None of the Argre Principals was a witness in these proceedings, and though SKAT relied on some isolated passages in the deposition testimony of Mr Markowitz in its US proceedings, they did not include evidence that it was ever explained to him, or that he realised on some other basis, that a share-less model for settlement was being operated. Certain legal advice taken by or shared with the Argre Principals was in evidence, but it did not demonstrate awareness on their part that there would never be any shares or share transfers. On the evidence I had at trial, in my judgment SKAT’s submission that the Argre Principals should be found to have known of that was, in truth, an invitation to speculate that they sought to work out, and guessed correctly, how exactly Solo was settling Solo Model trades (and, therefore, how the Maple Point custodians, under direction from the DWF Ds, later settled Maple Point Model trades). I prefer and accept the Shah Ds’ submission that, as Sanjay Shah said in his evidence, the explanation of the trading given to the Argre Principals was limited in scope, such that:

(i)

they were told that stock lending would be used to fund the trades, so the USPFs would not need to provide any capital to invest;

(ii)

Solo would act as custodian and clearer so as to be responsible for settlement;

(iii)

beyond that, the method was not their concern and was confidential; and

(iv)

it was not explained to them that there was no external leverage / funding arrangement, or that there were and would be no shares, with settlement achieved through self-fulfilling share-less settlement loops.

148.

The idea of doing things as they were done arose at Solo from discussions after Sanjay Shah had been told by someone at CACEIS Bank about its use of internalised settlement to settle transactions without the need for access to the asset, in the context of which Mr Klar mentioned a trade when he was at ABN Amro in which the Philippines branch bought government bonds from the London branch, selling short, and the purchase settled by the Philippines branch lending identical bonds to London on the settlement date, with the transactions settling against each other but being treated as having both been performed (equal and opposite gross ‘deliveries’), not cancelled.

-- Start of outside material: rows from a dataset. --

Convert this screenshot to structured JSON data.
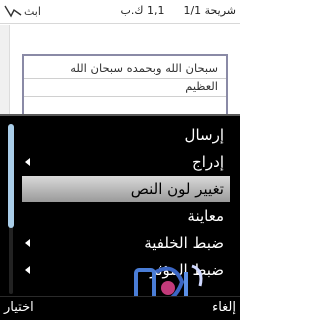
{
  "status_bar": {
    "input_mode": "ابث",
    "size": "1,1 ك.ب",
    "message_position": "شريحة 1/1"
  },
  "note": {
    "lines": [
      "سبحان الله وبحمده سبحان الله",
      "العظيم"
    ]
  },
  "menu": {
    "items": [
      {
        "label": "إرسال",
        "has_submenu": false,
        "selected": false
      },
      {
        "label": "إدراج",
        "has_submenu": true,
        "selected": false
      },
      {
        "label": "تغيير لون النص",
        "has_submenu": false,
        "selected": true
      },
      {
        "label": "معاينة",
        "has_submenu": false,
        "selected": false
      },
      {
        "label": "ضبط الخلفية",
        "has_submenu": true,
        "selected": false
      },
      {
        "label": "ضبط المؤثر",
        "has_submenu": true,
        "selected": false
      }
    ]
  },
  "softkeys": {
    "left": "اختيار",
    "right": "إلغاء"
  },
  "colors": {
    "menu_background": "#000000",
    "menu_text": "#ffffff",
    "selection_top": "#d9d9d9",
    "selection_bottom": "#9a9a9a",
    "scroll_thumb": "#a9cde8",
    "note_border": "#8a8aa6"
  }
}
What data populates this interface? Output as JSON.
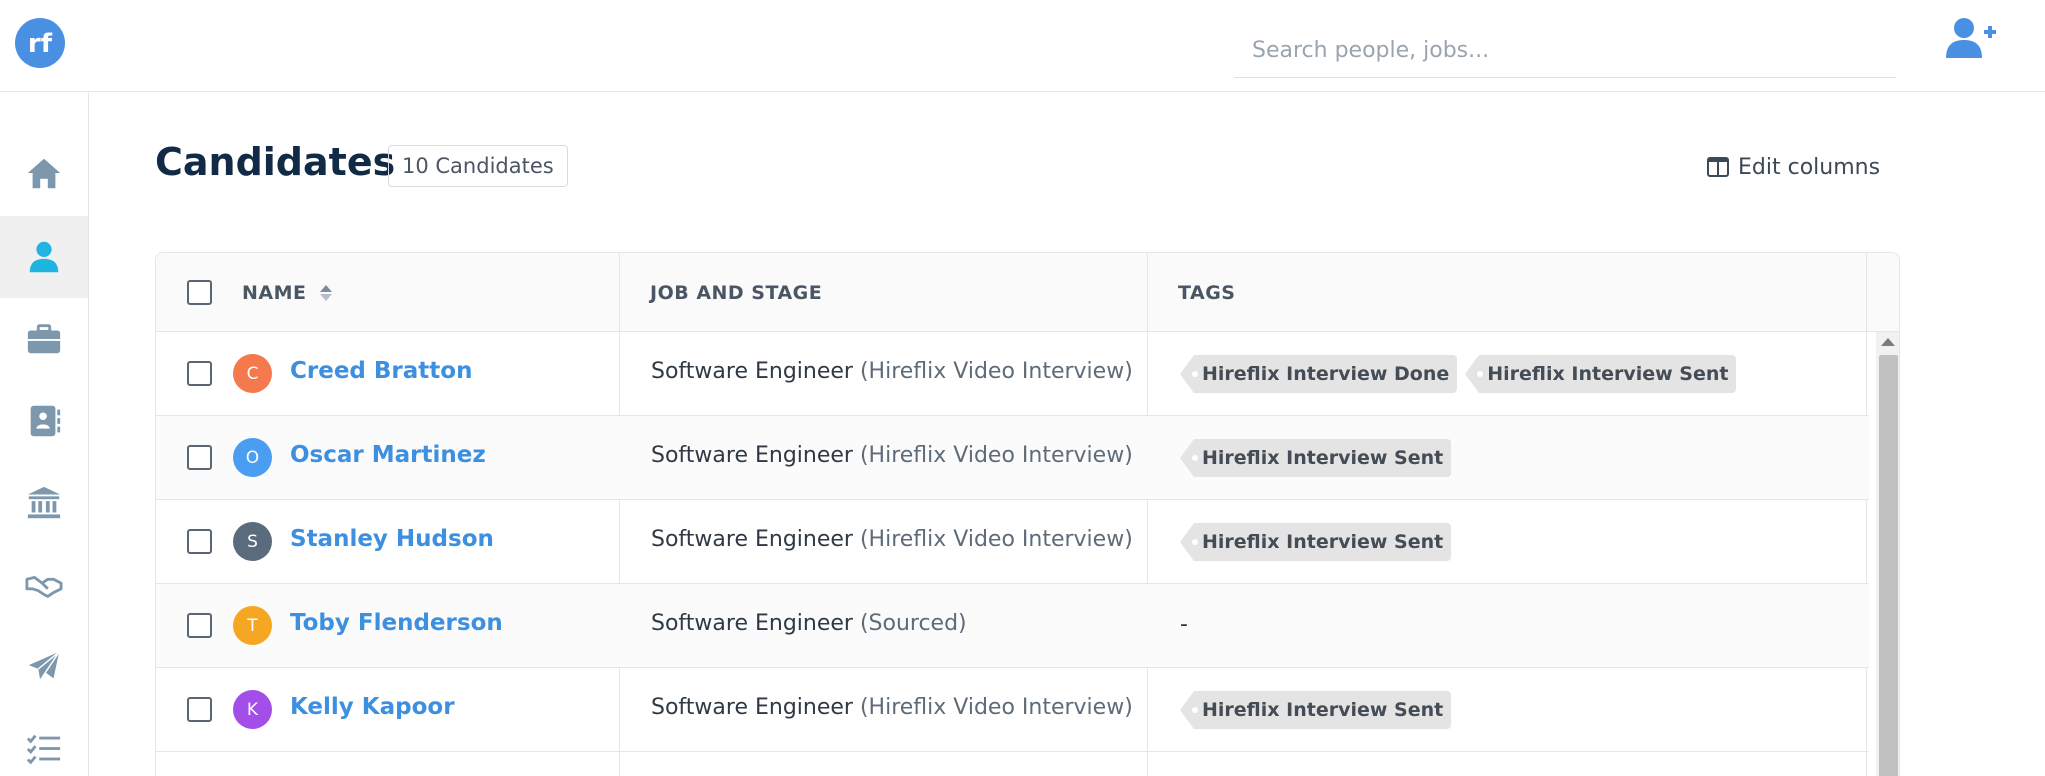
{
  "header": {
    "logo_text": "rf",
    "search_placeholder": "Search people, jobs..."
  },
  "sidebar": {
    "items": [
      {
        "name": "home-icon",
        "active": false
      },
      {
        "name": "person-icon",
        "active": true
      },
      {
        "name": "briefcase-icon",
        "active": false
      },
      {
        "name": "contact-book-icon",
        "active": false
      },
      {
        "name": "bank-icon",
        "active": false
      },
      {
        "name": "handshake-icon",
        "active": false
      },
      {
        "name": "paper-plane-icon",
        "active": false
      },
      {
        "name": "task-list-icon",
        "active": false
      }
    ]
  },
  "page": {
    "title": "Candidates",
    "count_label": "10 Candidates",
    "edit_columns_label": "Edit columns"
  },
  "table": {
    "columns": [
      "NAME",
      "JOB AND STAGE",
      "TAGS"
    ],
    "rows": [
      {
        "initial": "C",
        "name": "Creed Bratton",
        "job": "Software Engineer",
        "stage": "(Hireflix Video Interview)",
        "tags": [
          "Hireflix Interview Done",
          "Hireflix Interview Sent"
        ],
        "avatar_color": "#f47a4e"
      },
      {
        "initial": "O",
        "name": "Oscar Martinez",
        "job": "Software Engineer",
        "stage": "(Hireflix Video Interview)",
        "tags": [
          "Hireflix Interview Sent"
        ],
        "avatar_color": "#4a9df0"
      },
      {
        "initial": "S",
        "name": "Stanley Hudson",
        "job": "Software Engineer",
        "stage": "(Hireflix Video Interview)",
        "tags": [
          "Hireflix Interview Sent"
        ],
        "avatar_color": "#5b6b7e"
      },
      {
        "initial": "T",
        "name": "Toby Flenderson",
        "job": "Software Engineer",
        "stage": "(Sourced)",
        "tags": [],
        "empty_tags": "-",
        "avatar_color": "#f5a623"
      },
      {
        "initial": "K",
        "name": "Kelly Kapoor",
        "job": "Software Engineer",
        "stage": "(Hireflix Video Interview)",
        "tags": [
          "Hireflix Interview Sent"
        ],
        "avatar_color": "#a34ee8"
      }
    ]
  },
  "colors": {
    "brand": "#4a90e2",
    "link": "#3d8fe0",
    "sidebar_icon": "#7d98ac",
    "sidebar_active_icon": "#1fb5e0"
  }
}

In evidence at trial that I accept, Mr Klar said that he cannot now recall the exact mechanism used, but (a) as I have just said, it meant the two trades were treated by ABN Amro as having been performed, not washed out, but (b) “nobody had to go out into the market to borrow Philippine government bonds”.

149.

It takes only a moment to see that the trade Mr Klar described is functionally equivalent to a forward sale of government bonds by the London branch to the Philippines branch, for delivery at the end of what was in fact structured as a securities lending period (London borrowing bonds from the Philippines). The reason why it was structured as a mutually fulfilling sale and borrow-back (be it accounting, tax, regulatory, or as the case may have been) is a level of detail that Mr Klar does not recall (if he knew it at the time) about which, therefore, I am not in a position to make any finding.